4. Not taking advantage of a Roth IRA, a Roth 401(k) or Roth IRA conversions. Contributions are made with after-tax money. All future qualified withdrawals from Roth IRAs are tax free with no required minimum distributions (RMD) at age 70½. At age 70½, RMD must begin from a Roth 401(k). However, a Roth 401(k) may be rolled over to a Roth IRA, which has no RMD. If a person is able to pay the tax on a Roth conversion, future growth is never subject to income tax. Beginning in 2010, the $100,000 adjusted growth income cap for Roth conversion eligibility no longer applies.
5. Taking RMD in 2009. The Worker, Retiree and Employer Recovery Act of 2008 suspended RMD for retirement plans including IRAs in 2009. Consider other accounts for spending needs.
6. Not carefully naming beneficiaries. Retirement plans require precise beneficiary designations. Without these, the plan may designate a beneficiary inconsistent with the account owner’s wishes. A spouse may rollover tax free into his or her IRA, name new beneficiaries, consider Roth conversion and obtain a longer income tax stretch. Naming a qualified trust as a beneficiary may protect younger beneficiaries while still taking advantage of the income tax stretch. Following the death of the account owner, a beneficiary may disclaim and obtain estate tax planning and income tax stretch advantages.
7. Not coordinating retirement and estate plans. A retirement plan is controlled by the beneficiary designation, not the will or trust. Retirement plans may be subject to federal estate tax at a marginal 45 percent rate in addition to income tax. Take full advantage of the federal estate tax exemption so the retirement plan can be designated to do this.
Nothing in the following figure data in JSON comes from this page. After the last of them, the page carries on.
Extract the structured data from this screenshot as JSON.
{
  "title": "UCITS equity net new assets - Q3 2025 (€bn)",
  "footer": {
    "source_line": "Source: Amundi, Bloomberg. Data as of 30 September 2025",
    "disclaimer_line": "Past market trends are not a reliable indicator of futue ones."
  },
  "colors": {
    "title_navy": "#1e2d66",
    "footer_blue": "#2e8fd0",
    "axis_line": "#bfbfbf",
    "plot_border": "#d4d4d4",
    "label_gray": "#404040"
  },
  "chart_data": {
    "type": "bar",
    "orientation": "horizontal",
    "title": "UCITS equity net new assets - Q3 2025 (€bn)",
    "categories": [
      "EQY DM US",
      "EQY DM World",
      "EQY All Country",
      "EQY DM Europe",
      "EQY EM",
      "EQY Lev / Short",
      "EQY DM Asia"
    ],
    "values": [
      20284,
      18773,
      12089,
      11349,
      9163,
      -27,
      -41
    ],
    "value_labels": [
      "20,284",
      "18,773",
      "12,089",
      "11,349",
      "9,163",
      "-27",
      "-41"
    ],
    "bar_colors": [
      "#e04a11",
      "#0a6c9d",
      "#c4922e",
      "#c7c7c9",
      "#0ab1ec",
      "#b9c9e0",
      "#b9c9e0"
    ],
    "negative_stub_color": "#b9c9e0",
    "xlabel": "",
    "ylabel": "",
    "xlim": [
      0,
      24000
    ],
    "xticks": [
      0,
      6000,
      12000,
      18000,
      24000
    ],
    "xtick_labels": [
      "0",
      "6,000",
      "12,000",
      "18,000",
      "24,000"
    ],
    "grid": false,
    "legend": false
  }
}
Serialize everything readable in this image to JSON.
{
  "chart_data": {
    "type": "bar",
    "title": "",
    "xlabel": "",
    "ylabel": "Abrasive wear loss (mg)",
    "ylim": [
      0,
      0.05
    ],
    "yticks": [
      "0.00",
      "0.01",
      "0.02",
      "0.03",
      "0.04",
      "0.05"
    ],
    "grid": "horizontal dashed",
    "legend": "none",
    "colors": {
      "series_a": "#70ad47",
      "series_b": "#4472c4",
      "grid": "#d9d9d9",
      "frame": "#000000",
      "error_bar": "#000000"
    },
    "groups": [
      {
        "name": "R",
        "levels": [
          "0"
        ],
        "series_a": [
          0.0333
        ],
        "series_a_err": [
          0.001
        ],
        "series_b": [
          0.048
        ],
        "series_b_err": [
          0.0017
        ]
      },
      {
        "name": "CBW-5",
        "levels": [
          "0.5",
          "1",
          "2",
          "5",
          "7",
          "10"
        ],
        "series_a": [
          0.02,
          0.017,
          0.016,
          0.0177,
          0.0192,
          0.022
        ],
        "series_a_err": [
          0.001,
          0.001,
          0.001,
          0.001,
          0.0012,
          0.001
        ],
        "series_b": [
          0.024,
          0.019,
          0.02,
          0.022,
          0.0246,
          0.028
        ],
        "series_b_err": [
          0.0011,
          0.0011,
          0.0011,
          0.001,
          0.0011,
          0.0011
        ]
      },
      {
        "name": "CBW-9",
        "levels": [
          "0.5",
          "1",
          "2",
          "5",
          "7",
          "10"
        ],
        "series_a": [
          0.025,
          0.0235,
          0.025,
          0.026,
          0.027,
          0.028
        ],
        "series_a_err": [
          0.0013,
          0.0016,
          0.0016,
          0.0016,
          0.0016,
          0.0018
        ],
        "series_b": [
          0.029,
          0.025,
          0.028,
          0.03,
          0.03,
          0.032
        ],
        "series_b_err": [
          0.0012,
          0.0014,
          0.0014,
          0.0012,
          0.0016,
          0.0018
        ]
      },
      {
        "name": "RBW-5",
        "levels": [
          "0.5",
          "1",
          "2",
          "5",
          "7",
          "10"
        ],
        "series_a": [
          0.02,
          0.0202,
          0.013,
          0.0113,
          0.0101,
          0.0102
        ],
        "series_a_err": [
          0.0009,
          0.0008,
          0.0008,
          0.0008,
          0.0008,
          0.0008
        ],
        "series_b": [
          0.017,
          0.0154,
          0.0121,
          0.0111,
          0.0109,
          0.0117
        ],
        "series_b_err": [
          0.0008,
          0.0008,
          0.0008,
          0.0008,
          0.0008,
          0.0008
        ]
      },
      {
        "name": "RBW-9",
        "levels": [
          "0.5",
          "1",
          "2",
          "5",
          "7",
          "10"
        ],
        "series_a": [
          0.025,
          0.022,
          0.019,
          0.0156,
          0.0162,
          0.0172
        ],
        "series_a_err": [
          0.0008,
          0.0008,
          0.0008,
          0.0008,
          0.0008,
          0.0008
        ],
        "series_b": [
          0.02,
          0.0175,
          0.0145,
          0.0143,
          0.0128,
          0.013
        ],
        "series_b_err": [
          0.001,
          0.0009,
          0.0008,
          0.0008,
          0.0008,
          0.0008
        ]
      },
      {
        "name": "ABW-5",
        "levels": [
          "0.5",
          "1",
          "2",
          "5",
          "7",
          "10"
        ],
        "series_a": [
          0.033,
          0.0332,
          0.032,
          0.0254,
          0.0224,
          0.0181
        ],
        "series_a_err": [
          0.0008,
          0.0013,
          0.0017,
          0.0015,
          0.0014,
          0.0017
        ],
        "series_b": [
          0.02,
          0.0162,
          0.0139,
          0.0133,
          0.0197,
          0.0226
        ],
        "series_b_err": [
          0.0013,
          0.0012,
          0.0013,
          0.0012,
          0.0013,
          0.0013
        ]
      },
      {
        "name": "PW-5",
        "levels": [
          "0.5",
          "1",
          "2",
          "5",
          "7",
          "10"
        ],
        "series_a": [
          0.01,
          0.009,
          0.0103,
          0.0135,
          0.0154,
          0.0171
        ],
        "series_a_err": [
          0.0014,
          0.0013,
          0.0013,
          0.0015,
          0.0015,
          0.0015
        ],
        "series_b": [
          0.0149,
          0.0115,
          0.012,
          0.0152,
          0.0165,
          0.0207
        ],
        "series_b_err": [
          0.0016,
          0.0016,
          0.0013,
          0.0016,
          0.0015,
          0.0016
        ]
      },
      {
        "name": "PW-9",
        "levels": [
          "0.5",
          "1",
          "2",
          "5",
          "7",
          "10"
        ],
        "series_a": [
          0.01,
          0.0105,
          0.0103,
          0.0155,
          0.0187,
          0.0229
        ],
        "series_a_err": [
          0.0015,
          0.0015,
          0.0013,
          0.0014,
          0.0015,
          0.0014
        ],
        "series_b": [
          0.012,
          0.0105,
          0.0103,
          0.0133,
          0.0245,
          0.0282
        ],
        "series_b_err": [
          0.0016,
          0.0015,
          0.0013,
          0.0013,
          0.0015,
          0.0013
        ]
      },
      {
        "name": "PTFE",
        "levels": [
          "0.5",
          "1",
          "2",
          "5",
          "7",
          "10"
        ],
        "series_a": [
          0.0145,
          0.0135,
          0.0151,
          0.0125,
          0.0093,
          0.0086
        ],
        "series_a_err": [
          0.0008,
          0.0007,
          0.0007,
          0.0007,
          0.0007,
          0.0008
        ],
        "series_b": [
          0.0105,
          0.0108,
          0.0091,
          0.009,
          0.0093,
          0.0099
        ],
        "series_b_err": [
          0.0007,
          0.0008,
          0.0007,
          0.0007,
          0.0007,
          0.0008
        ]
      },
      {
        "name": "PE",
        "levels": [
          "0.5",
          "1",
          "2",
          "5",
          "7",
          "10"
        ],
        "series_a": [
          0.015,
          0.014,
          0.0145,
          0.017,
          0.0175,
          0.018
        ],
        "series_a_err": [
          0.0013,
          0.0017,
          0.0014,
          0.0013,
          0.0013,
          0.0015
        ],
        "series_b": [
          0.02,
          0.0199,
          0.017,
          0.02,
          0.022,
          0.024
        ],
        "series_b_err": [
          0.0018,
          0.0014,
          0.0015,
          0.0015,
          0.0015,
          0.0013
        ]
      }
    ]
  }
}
8. Investing too heavily in company stock. Higher income executives may be vulnerable due to stock incentives. Consider strategies for diversifying the retirement plan beyond company stocks.
9. Rolling company stock into an IRA. This is a common practice and is sometimes the right strategy. But, net unrealized appreciation may be a better strategy. Cash and other retirement plan investments are rolled into the IRA, and the company stock is distributed directly. The advantage is being taxed only on the cost basis of the company stock when it went into the retirement plan, not on its current market value at the time of distribution.
When selling company stock, a person is taxed at capital gains rates resulting in significant tax savings if the company stock has substantial appreciation. Rolling the company stock into an IRA results in being taxed at ordinary income rates on the appreciated value of the company stock at withdrawal time.
10. Not considering a charitable rollover. Rather than taking a taxable RMD, a person may rollover an RMD to a qualified charity. Gifts may not exceed $100,000 per taxpayer per year, and the donor must be age 70½ or older. The RMD requirement is satisfied and no income tax is paid. This option is scheduled to expire Dec. 31.
Contractors work hard for their retirement—and their retirement dollars. Seemingly small decisions can have substantial financial and tax implications. By avoiding these 10 mistakes, contractors can make their retirement dollars work intelligently.